Biopherine sind Bestandteile des schwarzen Pfeffers. Der schwarze Pfeffer ist in den meisten Küchen als Gewürz vertreten. Dass er auch über Heilwirkungen verfügt, erkannten vor mehr als zwei Jahrtausenden bereits die Heilkundigen Indiens. In Europa wurde das Gewürz aber erst nach der Entdeckung des wichtigsten Inhaltsstoffs, des Piperin im Jahr 1819 durch den Dänen Hans Christian Oersted in die Arzneikunde eingeführt aber eher selten angewendet. Dies änderte sich in den 1950er Jahren. Bei Untersuchungen stellte sich heraus, dass der Pfefferreiz bei Anazidität stimulierend wirkt, ohne dass es zu einer überschießenden Säureproduktion kommt. Außerdem bewirkt er eine Erregung von Peristaltik und Tonus der Darmmuskulatur und ist somit hilfreich bei vielen Darmproblemen wie etwa Verstopfung oder Darmträgheit.
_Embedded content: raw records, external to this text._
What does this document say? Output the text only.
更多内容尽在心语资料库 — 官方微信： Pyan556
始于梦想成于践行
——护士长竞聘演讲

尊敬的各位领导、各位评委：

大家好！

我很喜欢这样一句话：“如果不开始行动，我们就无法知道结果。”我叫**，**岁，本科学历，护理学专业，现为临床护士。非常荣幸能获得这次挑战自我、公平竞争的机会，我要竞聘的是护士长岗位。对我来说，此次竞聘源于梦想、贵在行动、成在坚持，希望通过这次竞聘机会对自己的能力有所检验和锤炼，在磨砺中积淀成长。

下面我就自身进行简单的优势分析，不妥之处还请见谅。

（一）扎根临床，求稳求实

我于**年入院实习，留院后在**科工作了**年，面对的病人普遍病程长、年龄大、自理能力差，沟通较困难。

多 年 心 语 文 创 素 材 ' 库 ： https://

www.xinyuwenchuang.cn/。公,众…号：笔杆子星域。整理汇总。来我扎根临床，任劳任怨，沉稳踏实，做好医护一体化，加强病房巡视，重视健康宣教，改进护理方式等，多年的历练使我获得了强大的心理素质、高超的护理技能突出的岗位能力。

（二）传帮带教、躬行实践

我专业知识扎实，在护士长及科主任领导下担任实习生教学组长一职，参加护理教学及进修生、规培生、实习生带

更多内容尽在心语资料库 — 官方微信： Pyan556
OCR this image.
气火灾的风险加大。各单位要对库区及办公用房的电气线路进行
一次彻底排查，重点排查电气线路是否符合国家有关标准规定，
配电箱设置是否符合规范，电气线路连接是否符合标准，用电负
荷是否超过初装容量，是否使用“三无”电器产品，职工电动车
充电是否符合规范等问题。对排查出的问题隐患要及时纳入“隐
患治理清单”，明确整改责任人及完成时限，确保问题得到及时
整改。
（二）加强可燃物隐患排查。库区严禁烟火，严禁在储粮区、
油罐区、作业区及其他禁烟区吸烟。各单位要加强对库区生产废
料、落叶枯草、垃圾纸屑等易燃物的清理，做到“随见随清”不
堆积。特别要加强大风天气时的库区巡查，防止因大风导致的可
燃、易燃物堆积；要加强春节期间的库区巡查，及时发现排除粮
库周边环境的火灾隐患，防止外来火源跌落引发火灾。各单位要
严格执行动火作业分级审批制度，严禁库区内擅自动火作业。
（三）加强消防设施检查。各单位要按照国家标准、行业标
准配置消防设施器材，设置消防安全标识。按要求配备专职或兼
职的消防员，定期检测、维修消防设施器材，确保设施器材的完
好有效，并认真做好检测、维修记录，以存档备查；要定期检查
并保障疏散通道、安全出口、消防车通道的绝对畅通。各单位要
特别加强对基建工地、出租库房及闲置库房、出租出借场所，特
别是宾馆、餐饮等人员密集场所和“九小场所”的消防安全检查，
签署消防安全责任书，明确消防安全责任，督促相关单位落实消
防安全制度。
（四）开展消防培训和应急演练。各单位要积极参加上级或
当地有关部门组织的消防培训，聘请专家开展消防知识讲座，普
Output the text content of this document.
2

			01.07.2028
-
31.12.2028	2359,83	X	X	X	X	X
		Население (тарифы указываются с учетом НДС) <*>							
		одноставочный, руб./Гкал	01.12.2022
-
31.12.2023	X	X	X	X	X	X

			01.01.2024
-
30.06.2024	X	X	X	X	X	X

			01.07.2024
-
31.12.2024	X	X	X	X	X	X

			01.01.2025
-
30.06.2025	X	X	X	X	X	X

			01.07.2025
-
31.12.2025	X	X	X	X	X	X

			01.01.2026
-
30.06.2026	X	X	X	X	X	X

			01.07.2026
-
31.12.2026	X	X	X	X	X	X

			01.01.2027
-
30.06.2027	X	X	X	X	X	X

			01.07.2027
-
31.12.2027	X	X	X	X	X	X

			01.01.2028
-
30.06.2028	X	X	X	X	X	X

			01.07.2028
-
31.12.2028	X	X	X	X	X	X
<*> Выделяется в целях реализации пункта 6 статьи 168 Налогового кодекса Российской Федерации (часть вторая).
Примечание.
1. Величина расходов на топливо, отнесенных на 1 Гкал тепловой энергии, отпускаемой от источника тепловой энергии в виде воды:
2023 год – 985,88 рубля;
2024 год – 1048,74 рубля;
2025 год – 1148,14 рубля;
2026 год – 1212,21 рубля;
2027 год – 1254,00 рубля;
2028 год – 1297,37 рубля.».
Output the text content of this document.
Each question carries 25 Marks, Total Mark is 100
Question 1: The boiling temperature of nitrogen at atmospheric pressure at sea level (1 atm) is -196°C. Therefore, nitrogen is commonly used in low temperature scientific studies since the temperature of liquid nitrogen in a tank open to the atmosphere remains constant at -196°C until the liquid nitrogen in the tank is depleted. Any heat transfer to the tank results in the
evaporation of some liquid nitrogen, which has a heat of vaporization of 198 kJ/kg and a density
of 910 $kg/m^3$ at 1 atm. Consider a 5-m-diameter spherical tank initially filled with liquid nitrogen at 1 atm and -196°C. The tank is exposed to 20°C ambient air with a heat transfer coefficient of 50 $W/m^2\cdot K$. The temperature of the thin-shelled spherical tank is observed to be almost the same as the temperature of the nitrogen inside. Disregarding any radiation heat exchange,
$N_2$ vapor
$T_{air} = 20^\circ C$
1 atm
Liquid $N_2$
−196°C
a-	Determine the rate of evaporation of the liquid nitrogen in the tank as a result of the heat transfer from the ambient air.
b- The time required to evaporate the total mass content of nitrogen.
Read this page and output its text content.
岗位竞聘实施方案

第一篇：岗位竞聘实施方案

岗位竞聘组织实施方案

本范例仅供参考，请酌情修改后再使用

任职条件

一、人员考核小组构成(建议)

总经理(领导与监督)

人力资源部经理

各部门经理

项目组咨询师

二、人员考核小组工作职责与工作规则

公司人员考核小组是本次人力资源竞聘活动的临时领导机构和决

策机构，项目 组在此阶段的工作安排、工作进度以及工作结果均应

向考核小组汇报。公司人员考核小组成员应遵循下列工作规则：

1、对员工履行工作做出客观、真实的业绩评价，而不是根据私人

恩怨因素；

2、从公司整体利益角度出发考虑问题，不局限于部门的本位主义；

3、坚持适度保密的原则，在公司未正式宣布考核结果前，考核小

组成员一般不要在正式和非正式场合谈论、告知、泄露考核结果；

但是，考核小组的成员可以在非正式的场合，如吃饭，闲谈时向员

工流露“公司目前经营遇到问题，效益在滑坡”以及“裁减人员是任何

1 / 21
Neue pharmakologische Untersuchungen haben gezeigt, dass Pfeffer auch die Gerinnungsfähigkeit des Blutes erhöht, die Thrombin-Aktivierung beschleunigt und die Gerinnungszeit verkürzt.

Curcuma

Curcuma ist ein aus Indien stammendes Gewürz. Der Gebrauch von Curcuma läßt sich fast 4000 Jahre zurückverfolgen, bis zur vedischen Kultur Indiens, in der Curcuma nicht nur das wichtigste Gewürz war, sondern auch als heilig galt. In westlichen Küchen wird Curcuma kaum als Einzelgewürz genutzt, taucht aber in Gewürzmischungen, wie z.B. Curry auf. Dem Senf wird es als farbgebende Komponente zugegeben. Curcuma gilt als appetitanregend; in ihrem Heimatland gelten die Wurzeln als Mittel zur Stärkung von Galle und Nieren.